This work addresses the limitations of traditional Pairwise Ranking Prompting (PRP) methods under constrained LLM query budgets, where noise, order sensitivity, and non-transitivity in pairwise preference judgments degrade top-K ranking quality. The authors reformulate PRP-based reranking as an active learning problem under noisy pairwise comparisons and propose a noise-robust active ranking framework. By leveraging a stochastic-direction oracle that requires only a single LLM call per comparison, the approach transforms systematic positional biases into zero-mean noise, enabling unbiased aggregation without the overhead of bidirectional querying. Experimental results demonstrate that the method substantially improves NDCG@10 per-query efficiency, confirming the effectiveness of the proposed active ranker as a plug-and-play component for enhancing LLM-based ranking systems.
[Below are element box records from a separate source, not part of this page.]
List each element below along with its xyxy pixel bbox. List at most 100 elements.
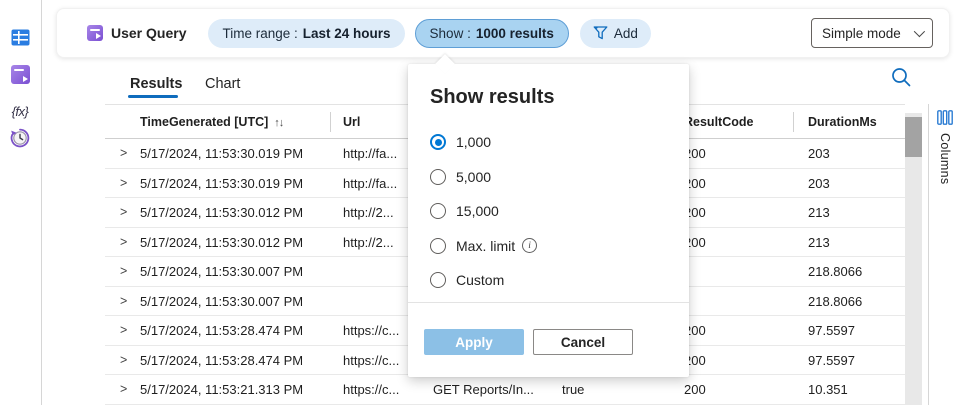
- cancel-button[interactable]: Cancel: [533, 329, 633, 355]
- cell-time: 5/17/2024, 11:53:28.474 PM: [140, 352, 304, 368]
- cell-resultcode: 200: [684, 352, 706, 368]
- time-range-pill[interactable]: Time range : Last 24 hours: [208, 18, 405, 48]
- cell-resultcode: 200: [684, 146, 706, 161]
- cell-resultcode: 200: [684, 175, 706, 191]
- option-5000[interactable]: 5,000: [430, 160, 669, 195]
- tab-chart[interactable]: Chart: [205, 76, 241, 92]
- cell-durationms: 218.8066: [808, 264, 863, 279]
- popup-buttons: Apply Cancel: [424, 329, 633, 355]
- row-expander-icon[interactable]: >: [120, 146, 128, 160]
- filter-icon: [593, 26, 608, 40]
- row-expander-icon[interactable]: >: [120, 352, 128, 367]
- cell-durationms: 203: [808, 146, 830, 161]
- column-header-timegenerated[interactable]: TimeGenerated [UTC] ↑↓: [140, 115, 284, 129]
- cell-durationms: 203: [808, 175, 830, 191]
- cell-time: 5/17/2024, 11:53:30.019 PM: [140, 175, 304, 191]
- vertical-scrollbar[interactable]: [905, 113, 922, 405]
- columns-icon: [937, 110, 953, 125]
- cell-time: 5/17/2024, 11:53:30.007 PM: [140, 293, 304, 309]
- column-divider: [330, 112, 331, 132]
- cell-durationms: 97.5597: [808, 323, 855, 338]
- option-label: 5,000: [456, 168, 492, 185]
- row-expander-icon[interactable]: >: [120, 382, 128, 396]
- row-expander-icon[interactable]: >: [120, 293, 128, 308]
- history-clock-icon: [10, 128, 30, 148]
- cell-time: 5/17/2024, 11:53:30.019 PM: [140, 146, 304, 161]
- apply-button[interactable]: Apply: [424, 329, 524, 355]
- column-header-url[interactable]: Url: [343, 115, 361, 129]
- cell-url: http://2...: [343, 234, 394, 250]
- radio-icon[interactable]: [430, 168, 446, 185]
- cell-url: https://c...: [343, 323, 400, 338]
- row-expander-icon[interactable]: >: [120, 323, 128, 337]
- cell-url: https://c...: [343, 352, 400, 368]
- option-label: Max. limit: [456, 237, 516, 254]
- cell-durationms: 10.351: [808, 382, 848, 397]
- query-icon: [10, 64, 30, 84]
- add-filter-label: Add: [613, 25, 638, 41]
- cell-durationms: 213: [808, 234, 830, 250]
- popup-title: Show results: [430, 86, 555, 108]
- radio-selected-icon[interactable]: [430, 134, 446, 151]
- table-grid-icon: [11, 29, 29, 45]
- cell-time: 5/17/2024, 11:53:30.007 PM: [140, 264, 304, 279]
- scrollbar-thumb[interactable]: [905, 117, 922, 157]
- radio-icon[interactable]: [430, 272, 446, 289]
- query-history-icon[interactable]: [9, 127, 31, 149]
- columns-panel-toggle[interactable]: Columns: [930, 110, 960, 184]
- row-expander-icon[interactable]: >: [120, 264, 128, 278]
- option-1000[interactable]: 1,000: [430, 125, 669, 160]
- show-results-popup: Show results 1,000 5,000 15,000 Max. lim…: [408, 54, 689, 377]
- option-max-limit[interactable]: Max. limit i: [430, 229, 669, 264]
- active-tab-underline: [128, 95, 178, 98]
- row-expander-icon[interactable]: >: [120, 175, 128, 190]
- cell-url: http://2...: [343, 205, 394, 220]
- cell-time: 5/17/2024, 11:53:30.012 PM: [140, 234, 304, 250]
- column-header-durationms[interactable]: DurationMs: [808, 115, 877, 129]
- popup-divider: [408, 302, 689, 303]
- popup-option-list: 1,000 5,000 15,000 Max. limit i Custom: [430, 125, 669, 298]
- table-row[interactable]: > 5/17/2024, 11:53:21.313 PM https://c..…: [105, 375, 905, 405]
- cell-time: 5/17/2024, 11:53:28.474 PM: [140, 323, 304, 338]
- column-divider: [793, 112, 794, 132]
- tables-icon[interactable]: [9, 26, 31, 48]
- user-query-icon: [87, 25, 103, 41]
- add-filter-pill[interactable]: Add: [579, 18, 651, 48]
- columns-rail-divider: [928, 104, 929, 405]
- columns-panel-label: Columns: [938, 133, 952, 185]
- mode-dropdown[interactable]: Simple mode: [811, 18, 933, 48]
- cell-resultcode: 200: [684, 382, 706, 397]
- cell-url: https://c...: [343, 382, 400, 397]
- row-expander-icon[interactable]: >: [120, 234, 128, 249]
- show-results-pill[interactable]: Show : 1000 results: [414, 18, 569, 48]
- table-row[interactable]: > 5/17/2024, 11:53:30.012 PM http://2...…: [105, 228, 905, 257]
- cell-url: http://fa...: [343, 146, 398, 161]
- option-label: Custom: [456, 272, 505, 289]
- functions-icon[interactable]: {fx}: [9, 100, 31, 122]
- cell-durationms: 97.5597: [808, 352, 855, 368]
- show-value: 1000 results: [475, 25, 554, 41]
- queries-icon[interactable]: [9, 63, 31, 85]
- chevron-down-icon: [913, 25, 926, 38]
- cell-durationms: 218.8066: [808, 293, 863, 309]
- cell-resultcode: 200: [684, 234, 706, 250]
- column-header-resultcode[interactable]: ResultCode: [684, 115, 754, 129]
- time-range-value: Last 24 hours: [302, 25, 391, 41]
- radio-icon[interactable]: [430, 203, 446, 220]
- search-icon[interactable]: [890, 66, 912, 88]
- cell-resultcode: 200: [684, 323, 706, 338]
- info-icon[interactable]: i: [522, 238, 538, 254]
- sort-icon[interactable]: ↑↓: [274, 117, 284, 129]
- query-title: User Query: [111, 25, 187, 41]
- cell-time: 5/17/2024, 11:53:30.012 PM: [140, 205, 304, 220]
- cell-resultcode: 200: [684, 205, 706, 220]
- option-15000[interactable]: 15,000: [430, 194, 669, 229]
- radio-icon[interactable]: [430, 237, 446, 254]
- row-expander-icon[interactable]: >: [120, 205, 128, 219]
- cell-success: true: [562, 382, 585, 397]
- mode-dropdown-value: Simple mode: [822, 25, 901, 41]
- tab-results[interactable]: Results: [130, 76, 183, 92]
- left-toolbar: {fx}: [0, 0, 42, 405]
- option-custom[interactable]: Custom: [430, 263, 669, 298]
Pairwise Ranking Prompting (PRP) elicits pairwise preference judgments from an LLM, which are then aggregated into a ranking, usually via classical sorting algorithms. However, judgments are noisy, order-sensitive, and sometimes intransitive, so sorting assumptions do not match the setting. Because sorting aims to recover a full permutation, truncating it to meet a call budget does not produce a dependable top-K. We thus reframe PRP reranking as active learning from noisy pairwise comparisons and show that active rankers are drop-in replacements that improve NDCG@10 per call in the call-constrained regime. Our noise-robust framework also introduces a randomized-direction oracle that uses a single LLM call per pair. This approach converts systematic position bias into zero-mean noise, enabling unbiased aggregate ranking without the cost of bidirectional calls.